I quote here a sketch of Reeves from Mr. C. J. Wray's preface to the third edition of this work. It is by Sir Anton Bertram who was in New Zealand in 1894–5, and was an interested observer of the politics of those eventful years. The quartette referred to comprised Seddon, McKenzie, Ward, and Reeves.

“The most interesting member of this interesting quartette is, however, Mr. W. P. Reeves, the present Agent-General and late Minister of Education and Labour. He is a member of the class which, despite the democratic tendencies of Colonial life, claims for itself with a certain peculiar self-consciousness the exclusive right to the name of ‘gentleman.’ He commenced his career as a barrister and continued it as a journalist. He was always a close student of economics, with a bias towards Socialism, and a volume of verse published in his early days is still widely read in the Colony. By nature a Radical, and a hater of all political, social and economic privilege, he never conciliated the sympathies nor acquired the prejudices of his class. Unlike most of his critics, he has a clean grasp both of the general principles of his subject and the practical limits of their application, and has the rare combination of intellect page 8 without indifference, enthusiasm without extravagance, and sympathy without sentimentality. His intellectual ability and the integrity of his character were freely recognized even by his opponents, who frequently paid him compliments which, as he once said, he would have valued more highly if they had not been at the expense of his colleagues. He is an excellent platform speaker, and was by far the most effective debater in the House of Representatives, where his speeches had a conciseness and literary finish which is there far from conspicuous, more especially on his own side of the House. He may be described as the real brain of the Ministry, and probably understood better than any of his colleagues the real tendencies of their policy. His great work is to have kept the Progressive Party united at a time where everywhere else in the Colonies it was broken up by the sudden incoherent upheaval of the Labour movement, and to have carried through, largely by his own resolute determination, a peculiarly compact and advanced code of Labour legislation.”

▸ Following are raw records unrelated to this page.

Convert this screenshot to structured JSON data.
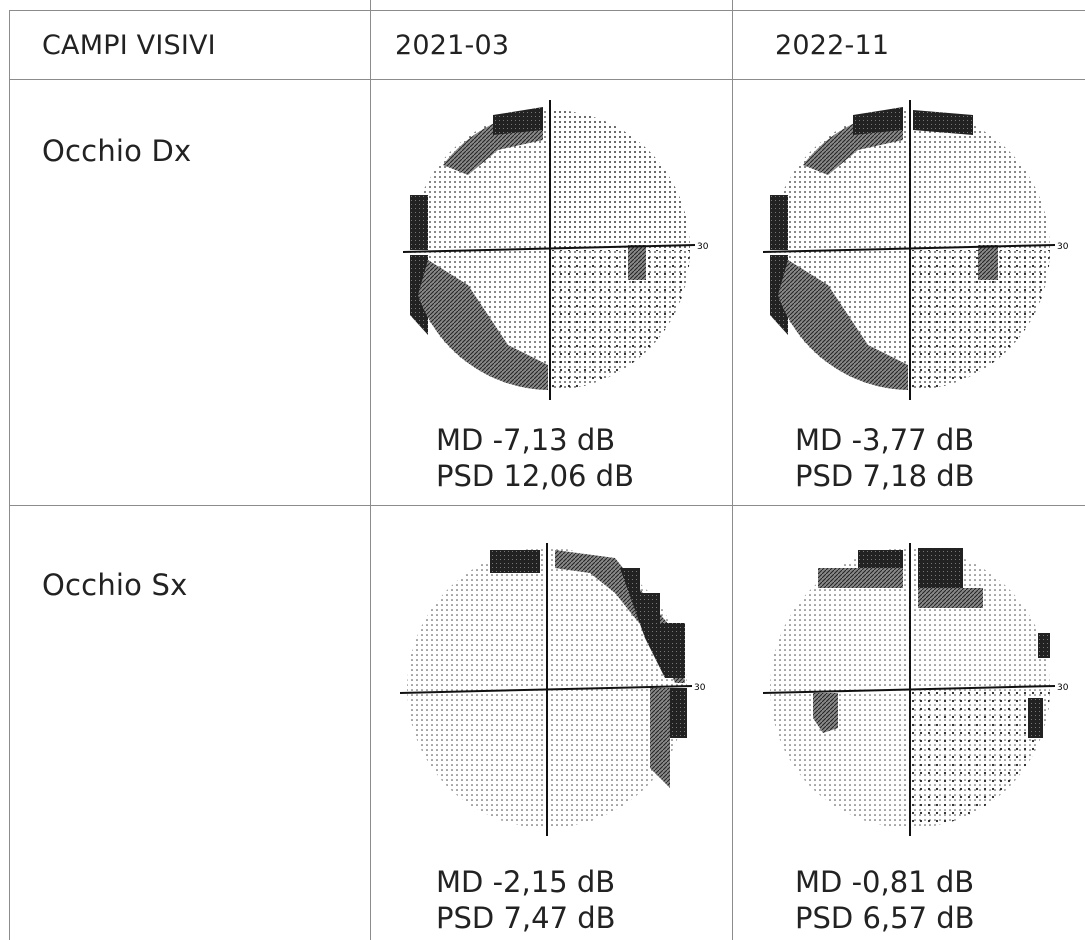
{
  "table": {
    "header": {
      "corner": "CAMPI VISIVI",
      "col1": "2021-03",
      "col2": "2022-11"
    },
    "rows": [
      {
        "label": "Occhio Dx",
        "cells": [
          {
            "md": "MD -7,13 dB",
            "psd": "PSD 12,06 dB",
            "axis_label": "30"
          },
          {
            "md": "MD -3,77 dB",
            "psd": "PSD 7,18 dB",
            "axis_label": "30"
          }
        ]
      },
      {
        "label": "Occhio Sx",
        "cells": [
          {
            "md": "MD -2,15 dB",
            "psd": "PSD 7,47 dB",
            "axis_label": "30"
          },
          {
            "md": "MD -0,81 dB",
            "psd": "PSD 6,57 dB",
            "axis_label": "30"
          }
        ]
      }
    ]
  }
}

Having decided to include the period subsequent to that originally covered by Reeves, as was done in the third edition of the book, the publishers secured the services of Dr. A. J. Harrop to write the concluding chapters. Dr. Harrop, like Pember Reeves, is a distinguished journalist who has practised his profession in both New Zealand and England. After a distinguished career at Canterbury University College, Christ-church, New Zealand, he entered Caius College, Cambridge, and there continued the researches he had begun in New Zealand. Since his arrival in England he has published several books in which he has made valuable contributions to the history of the Dominion. He has revisited the Dominion at times within this period in order to supplement his researches into records in England by reference to the Dominion archives as well as to extend his personal knowledge of the New Zealand political and social scene.